Tim Neumann, Barbara Mathews and Darlene Marshall
Timothy C. Neumann was born in Fresno, California in 1950. In 1960 his parents joined Wycliffe Bible Translators, a missionary organization focused on Bible translation for indigenous people throughout the world. Although hoping to go to Papua New Guinea after completing their training at the Summer Institute of Linguistics at the University of Oklahoma in Norman and jungle survival skills in remote southern regions of Chiapas Mexico, his parents were assigned support work at a base for bush pilot training in Waxhaw, North Carolina (homeland of the Waxhaw Indians). During public high school in North Carolina, Tim attended Governor's School, a summer enrichment program on the campus of Salem College. Summer of 1968 in the center of the restored Old Salem Village, a mid-18th century Moravian settlement that grew into Winston-Salem peeked his interest in history with the village's brick sidewalks, costumed interpreters, cooper copula and early organ of the Moravian Home Church--and of course the Moravian ginger cookies. An interest in theater was also peeked when he won first prize (and a standing ovation of his peers) in the Governor's School talent show for a mock dance performance partnering with his very beautiful ballerina friend Bonnie Fletcher (Miss America 1962's little sister!) mimicking an Erik Hawkins modern dance lecture and performance at the school that summer.
Starting in fall of 1969, Tim attended Wheaton College, in Wheaton, Illinois, just outside of Chicago, where freshman year he received the McCormick Tribune ROTC Award as the top cadet. In 1971, he spent the summer of his sophomore year as a Heritage Foundation Fellow in Old Deerfield (now the Historic Deerfield Summer Fellowship Program). After a year spent as an Intern in Museum Education at Historic Deerfield, Inc. he was off to the Harvard Graduate School of Education where he interned at the Boston Children's Museum, then in Jamaica Plains.

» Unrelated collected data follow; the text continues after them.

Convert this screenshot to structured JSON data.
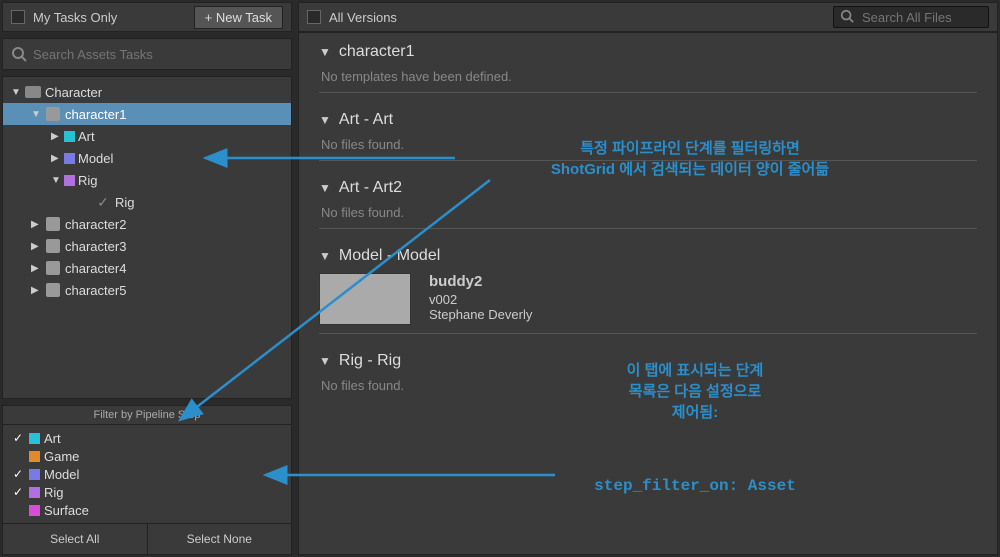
{
  "left": {
    "my_tasks_only": "My Tasks Only",
    "new_task": "+ New Task",
    "search_placeholder": "Search Assets Tasks",
    "tree": {
      "root": "Character",
      "selected": "character1",
      "steps": [
        {
          "name": "Art",
          "color": "#26c3d6"
        },
        {
          "name": "Model",
          "color": "#7a7ae6"
        },
        {
          "name": "Rig",
          "color": "#b070e0"
        }
      ],
      "rig_task": "Rig",
      "siblings": [
        "character2",
        "character3",
        "character4",
        "character5"
      ]
    },
    "filter_header": "Filter by Pipeline Step",
    "filters": [
      {
        "name": "Art",
        "color": "#26c3d6",
        "checked": true
      },
      {
        "name": "Game",
        "color": "#e08a2a",
        "checked": false
      },
      {
        "name": "Model",
        "color": "#7a7ae6",
        "checked": true
      },
      {
        "name": "Rig",
        "color": "#b070e0",
        "checked": true
      },
      {
        "name": "Surface",
        "color": "#d64fd6",
        "checked": false
      }
    ],
    "select_all": "Select All",
    "select_none": "Select None"
  },
  "right": {
    "all_versions": "All Versions",
    "search_placeholder": "Search All Files",
    "sections": [
      {
        "title": "character1",
        "body": "No templates have been defined."
      },
      {
        "title": "Art - Art",
        "body": "No files found."
      },
      {
        "title": "Art - Art2",
        "body": "No files found."
      },
      {
        "title": "Model - Model",
        "body": "",
        "thumb": {
          "title": "buddy2",
          "version": "v002",
          "author": "Stephane Deverly"
        }
      },
      {
        "title": "Rig - Rig",
        "body": "No files found."
      }
    ]
  },
  "annotations": {
    "a1_line1": "특정 파이프라인 단계를 필터링하면",
    "a1_line2": "ShotGrid 에서 검색되는 데이터 양이 줄어듦",
    "a2": "이 탭에 표시되는 단계\n목록은 다음 설정으로\n제어됨:",
    "a3": "step_filter_on: Asset"
  }
}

Tim returned to Deerfield June of 1975 to become the first professional employee of the Pocumtuck Valley Memorial Association. There he remains. His tenure at the museum has focused on education programs which have led to the creation of the Deerfield Teachers' Center which is an award winning provider of American history professional development training. Over the years, his outside interests have included Arena Civic Theater, photography, work with the Greenfield Area Animal Shelter, and The First Church of Deerfield.
Dr. Barbara Mathews is Project Historian and Scholar Coordinator. Her Ph.D. degree is from Brown University. She is Director of PVMA's Deerfield Teachers' Center and has directed five US Department of Education Teaching American History projects at the Center and collaborated with four other TAH projects nationally. She is the PVMA African Americans in Early New England Project's supervising historian and scholar co-ordinator. Her main fields of expertise include American religious history, the American Revolution, the creation and ratification of the United States Constitution, Shays' Rebellion, and the Civil War.
Dr. Darlene Marshall, Public Programs and Special Projects Coordinator, has a Ph.D. in American Art History from Penn. State. She has worked as a grant- funded employee for the Museum providing teacher professional development at the Deerfield Teachers' Center, most recently directing an NEH funded Civic Reflections: Picturing America and the Changing Face of American Democracy. Prior to working for PVMA, she was the manager of Historic New England's Barrett House, creating many public programs. At present she also coordinates the PVMA African Americans in Early New England project and is project manager for Poetry to the Earth: The Arts and Crafts Movement in Deerfield, an IMLS-funded Museums for America project on which she manages website creation; writes website interpretive material; and assist in over project management with the museum curator.